The EU’s recent spate of investigations into Chinese firms’ state subsidies and procurement practices is not meant to send a message to Beijing but rather shows that the Commission will protect the interests of European businesses, the bloc’s competition chief Margrethe Vestager said on Friday (26 April).
“The message we want to send is not a message to China [about] not being able to do business in Europe. [It’s] a message to European businesses to say: ‘We have your back,’” Vestager told Euractiv on the sidelines of an event in Brussels organised by the Belgian government.
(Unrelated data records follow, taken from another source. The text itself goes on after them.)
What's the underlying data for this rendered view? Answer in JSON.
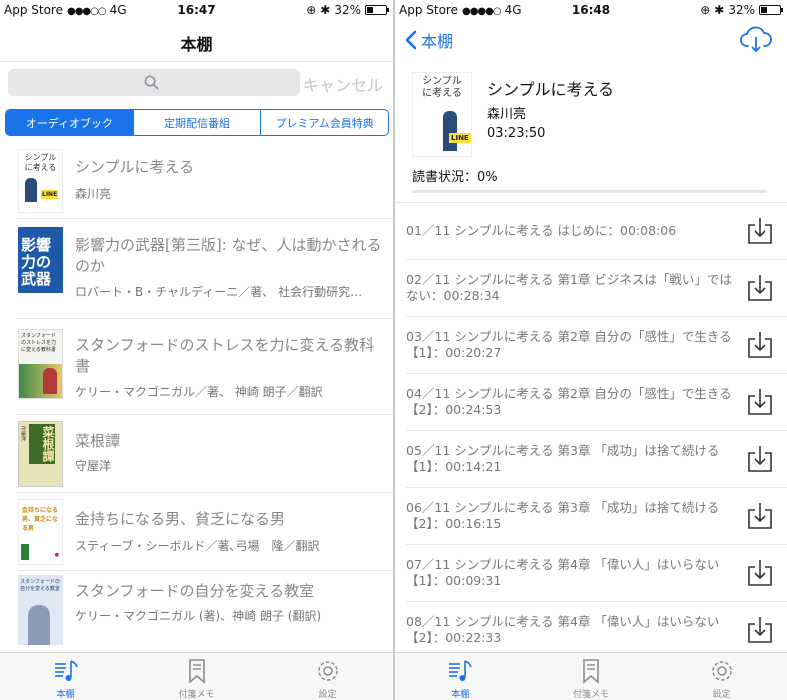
{
  "left": {
    "status": {
      "carrier": "App Store",
      "signal": "●●●○○",
      "network": "4G",
      "time": "16:47",
      "battery": "32%",
      "battery_level": 0.32
    },
    "nav": {
      "title": "本棚"
    },
    "search": {
      "placeholder": "",
      "cancel": "キャンセル",
      "icon": "search-icon"
    },
    "segments": [
      {
        "label": "オーディオブック",
        "active": true
      },
      {
        "label": "定期配信番組",
        "active": false
      },
      {
        "label": "プレミアム会員特典",
        "active": false
      }
    ],
    "books": [
      {
        "title": "シンプルに考える",
        "author": "森川亮"
      },
      {
        "title": "影響力の武器[第三版]: なぜ、人は動かされるのか",
        "author": "ロバート・B・チャルディーニ／著、 社会行動研究…"
      },
      {
        "title": "スタンフォードのストレスを力に変える教科書",
        "author": "ケリー・マクゴニガル／著、 神崎 朗子／翻訳"
      },
      {
        "title": "菜根譚",
        "author": "守屋洋"
      },
      {
        "title": "金持ちになる男、貧乏になる男",
        "author": "スティーブ・シーボルド／著､弓場　隆／翻訳"
      },
      {
        "title": "スタンフォードの自分を変える教室",
        "author": "ケリー・マクゴニガル (著)、神崎 朗子 (翻訳)"
      }
    ],
    "covers": [
      {
        "line1": "シンプル",
        "line2": "に考える",
        "badge": "LINE"
      },
      {
        "text": "影響力の武器"
      },
      {
        "text": "スタンフォードのストレスを力に変える教科書"
      },
      {
        "text": "菜根譚",
        "sub": "守屋洋"
      },
      {
        "text": "金持ちになる男、貧乏になる男"
      },
      {
        "text": "スタンフォードの自分を変える教室"
      }
    ]
  },
  "tabs": [
    {
      "label": "本棚",
      "icon": "music-note-list-icon",
      "active": true
    },
    {
      "label": "付箋メモ",
      "icon": "bookmark-icon",
      "active": false
    },
    {
      "label": "設定",
      "icon": "gear-icon",
      "active": false
    }
  ],
  "right": {
    "status": {
      "carrier": "App Store",
      "signal": "●●●●○",
      "network": "4G",
      "time": "16:48",
      "battery": "32%",
      "battery_level": 0.32
    },
    "nav": {
      "back": "本棚",
      "cloud_icon": "cloud-download-icon"
    },
    "book": {
      "title": "シンプルに考える",
      "author": "森川亮",
      "duration": "03:23:50",
      "progress_label": "読書状況：0%",
      "progress": 0,
      "cover": {
        "line1": "シンプル",
        "line2": "に考える",
        "badge": "LINE"
      }
    },
    "chapters": [
      "01／11 シンプルに考える はじめに：00:08:06",
      "02／11 シンプルに考える 第1章 ビジネスは「戦い」ではない：00:28:34",
      "03／11 シンプルに考える 第2章 自分の「感性」で生きる【1】：00:20:27",
      "04／11 シンプルに考える 第2章 自分の「感性」で生きる【2】：00:24:53",
      "05／11 シンプルに考える 第3章 「成功」は捨て続ける【1】：00:14:21",
      "06／11 シンプルに考える 第3章 「成功」は捨て続ける【2】：00:16:15",
      "07／11 シンプルに考える 第4章 「偉い人」はいらない【1】：00:09:31",
      "08／11 シンプルに考える 第4章 「偉い人」はいらない【2】：00:22:33"
    ]
  },
  "colors": {
    "accent": "#1a73e8",
    "muted": "#888888"
  }
}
“We ask for fair competition of you. So if we find that there is a risk that someone competes unfairly against you, we will do what we can in order to not only investigate, but also to take that investigation to a decision.”
Trade tensions between Brussels and Beijing have increased over the recent weeks on the back of the Commission launching its first probes under the international procurement and foreign subsidies frameworks.
On Wednesday, the EU executive announced an investigation into Chinese public procurement discrimination against European medical device suppliers. The investigation will be conducted under the bloc’s International Procurement Instrument (IPI). It is the first time that the IPI, which entered into force in 2022, has ever been invoked.
The announcement followed a raid on Tuesday by European officials on the Warsaw and Rotterdam offices of Chinese security equipment firm Nuctech, suspected of unlawfully benefiting from state subsidies.
Last month, Chinese train manufacturer CRRC Qingdao Sifang withdrew from a Bulgarian public tender after the Commission opened an anti-subsidy probe in February.
The Nuctech inspection and the Chinese train probe represented the first time that the Commission had exercised its relevant powers under the EU’s Foreign Subsidies Regulation (FSR), which came into effect in July last year.
The FSR has also been cited by the EU’s executive body on two other occasions this month: the first as part of a probe into Beijing’s support for wind turbine suppliers to Spain, Greece, France, Romania and Bulgaria; the second in an investigation into two Chinese firms suspected of undercutting local solar panel manufacturers in Romania.
Such announcements follow another Commission inquiry announced in September last year, not carried out under the auspices of the FSR, into Chinese state support for electric vehicle production.
In January, China also opened an anti-dumping investigation into imports of EU brandy.